Trepidante es la palabra que mejor define el trabajo de Greengrass. Su acelerado ritmo, sumado a sus imparables y ya citadas escenas de acción, no dejan respiro alguno al espectador. Debido a su imparable cadencia narrativa, es comparable a una montaña rusa desbocada en la que puede ocurrir de todo. La brillantez con la que resuelve ciertos pasajes, mezclando el suspense con la acción -tal y como sucede en aquel que transcurre en la londinense estación ferroviaria de Waterloo-, o la espectacularidad y la tensión otorgadas a ciertas escenas -la sólida persecución por las calles y tejados de la ciudad de Tánger es un buen ejemplo de ello-, consolidan a este capítulo como el más atractivo de los productos de este género en lo que llevamos de año. Hasta incluso Matt Damon (quien al final encontró su papel ideal con este personaje) parece un buen actor. O, al menos, en esta ocasión se muestra capaz de estar a la altura de secundarios tan espléndidos como Joan Allen, Scott Glenn o David Strathaim.
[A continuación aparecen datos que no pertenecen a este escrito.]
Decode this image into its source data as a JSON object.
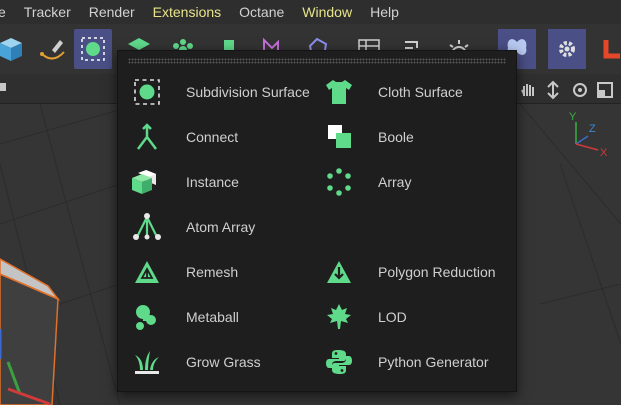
{
  "menubar": {
    "items": [
      {
        "label": "e",
        "highlight": false
      },
      {
        "label": "Tracker",
        "highlight": false
      },
      {
        "label": "Render",
        "highlight": false
      },
      {
        "label": "Extensions",
        "highlight": true
      },
      {
        "label": "Octane",
        "highlight": false
      },
      {
        "label": "Window",
        "highlight": true
      },
      {
        "label": "Help",
        "highlight": false
      }
    ]
  },
  "popup": {
    "left_column": [
      {
        "label": "Subdivision Surface",
        "icon": "subdivision-surface-icon"
      },
      {
        "label": "Connect",
        "icon": "connect-icon"
      },
      {
        "label": "Instance",
        "icon": "instance-icon"
      },
      {
        "label": "Atom Array",
        "icon": "atom-array-icon"
      },
      {
        "label": "Remesh",
        "icon": "remesh-icon"
      },
      {
        "label": "Metaball",
        "icon": "metaball-icon"
      },
      {
        "label": "Grow Grass",
        "icon": "grow-grass-icon"
      }
    ],
    "right_column": [
      {
        "label": "Cloth Surface",
        "icon": "cloth-surface-icon"
      },
      {
        "label": "Boole",
        "icon": "boole-icon"
      },
      {
        "label": "Array",
        "icon": "array-icon"
      },
      {
        "label": "Polygon Reduction",
        "icon": "polygon-reduction-icon"
      },
      {
        "label": "LOD",
        "icon": "lod-icon"
      },
      {
        "label": "Python Generator",
        "icon": "python-generator-icon"
      }
    ]
  },
  "colors": {
    "accent_green": "#5fd98a",
    "menu_highlight": "#e8e48a",
    "selected_tool_bg": "#4a4f86",
    "popup_bg": "#1e1e1e"
  },
  "axis_gizmo": {
    "y": "Y",
    "z": "Z",
    "x": "X"
  }
}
¿Se imaginan esta secuela firmada, sin ir más lejos, por la elegancia y clasicismo que lució Martin Campbell en el nuevo Casino Royale? Y es que la templanza, por muy convulsa que sea la historia, es una buen modo de afrontar una cinta de similares características. Al menos, no es necesario que media platea tenga que recurrir a las biodraminas.